Before you start running simulations, it will be useful to have a helper function that will generate random samples. Write such a function below which generates 2 random samples from 2 normal distributions. The function should take 6 input parameters:

- m1 - The underlying population mean for sample 1
- s1 - The underlying population standard deviation for sample 1
n1 - The sample size for sample 1

m2 - The underlying population mean for sample 2

- s2 - The underlying population standard deviation for sample 2
- n2 - The sample size for sample 2

In [2]:

```
import numpy as np
def generate_samples(m1, s1, n1, m2, s2, n2):
# Your code here; have the function create two random samples using the input parameters
sample1 = np.random.normal(loc=m1, scale=s1, size=n1)
sample2 = np.random.normal(loc=m2, scale=s2, size=n2)
return sample1, sample2
```

For your first simulation, you're going to investigate how the p-value of an experiment relates to sample size when both samples are from identical underlying distributions. To do this, use your `generate_samples()`

function along with the `p_value_welch_ttest()`

function defined in the `flatiron_stats`

file. Use sample sizes from 5 to 750. For each sample size, simulate 100 experiments. For each of these experiments, generate 2 samples of the given sample size. Each sample should have a standard deviation of 1. The first sample should have a mean of 5 and the second should have a mean of 5 plus the effect size, you hope to detect. Calculate the corresponding p-values for a Welch's t-test for each of these sample pairs. Finally, use the p-values to calculate the power of the test. Remember that for all of the simulations where the effect size does not equal zero, the null hypothesis is not true. Store the overall power from the 100 simulations along with the corresponding sample size and effect size. Use varying effect sizes such as [0, 0.01, 0.1, 0.2, 0.5, 1, 2]. You'll then plot power vs sample size for various effect sizes.

In [3]:

```
import pandas as pd
import matplotlib.pyplot as plt
import seaborn as sns
%matplotlib inline
sns.set_style('darkgrid')
```

In [4]:

```
# Your code here
p_vs_e_n = {}
alpha = 0.05
for effect_size in [0, 0.01,.1,.2, .5, 1, 2]:
n_vs_p = {}
for n in range(5,750,5):
p_vals = []
for i in range(100):
sample1, sample2 = generate_samples(m1=5, s1=1, n1=n, m2=5+effect_size, s2=1, n2=n)
p = p_value_welch_ttest(sample1, sample2)
p_vals.append(p)
n_vs_p[n] = np.sum([1 for p in p_vals if p<alpha])/len(p_vals)
p_vs_e_n[effect_size] = n_vs_p
```

Now that you've simulated the data, go ahead and graph it! Label the x-axis sample size, the y-axis power, and be sure to include a legend for the various effect sizes.

In [5]:

```
df = pd.DataFrame.from_dict(p_vs_e_n)
df.plot(figsize=(10, 8))
plt.title('Power vs Sample Size for Varying Effect sizes')
plt.xlabel('Sample Size')
plt.ylabel('Power')
plt.legend(title='Effect Size', loc=(1, 0.5))
```

Out[5]:

As you can see, it's also typically incredibly difficult (if not impossible) to accurately detect effect sizes below 0.1!

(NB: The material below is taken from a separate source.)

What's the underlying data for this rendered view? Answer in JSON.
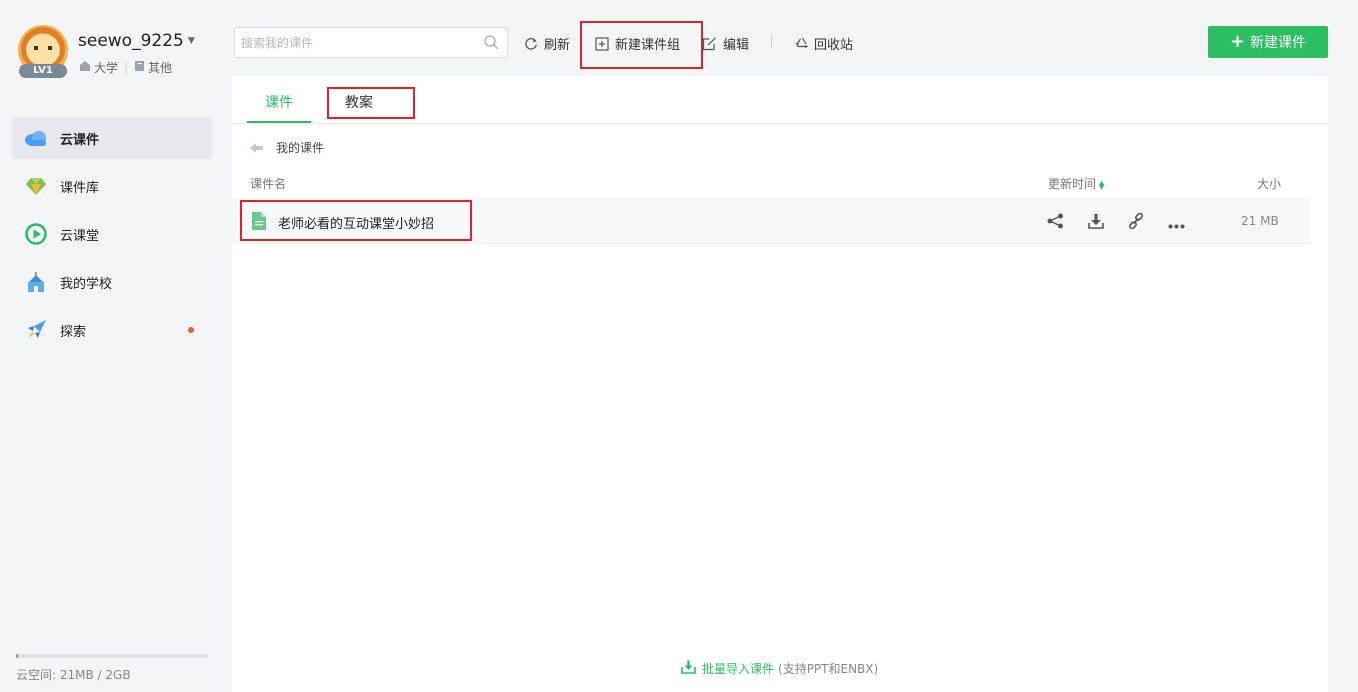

This lesson summarizes and further builds upon the ideas that we saw in the previous labs. We learned how p-value can be described as a function of effect size and for a given effect size, the p-value may get lower if we increase the sample size considerably. We also saw how p-value alone can not be used in order to identify some results as truly significant, as this can be achieved when there is not a significant effect size.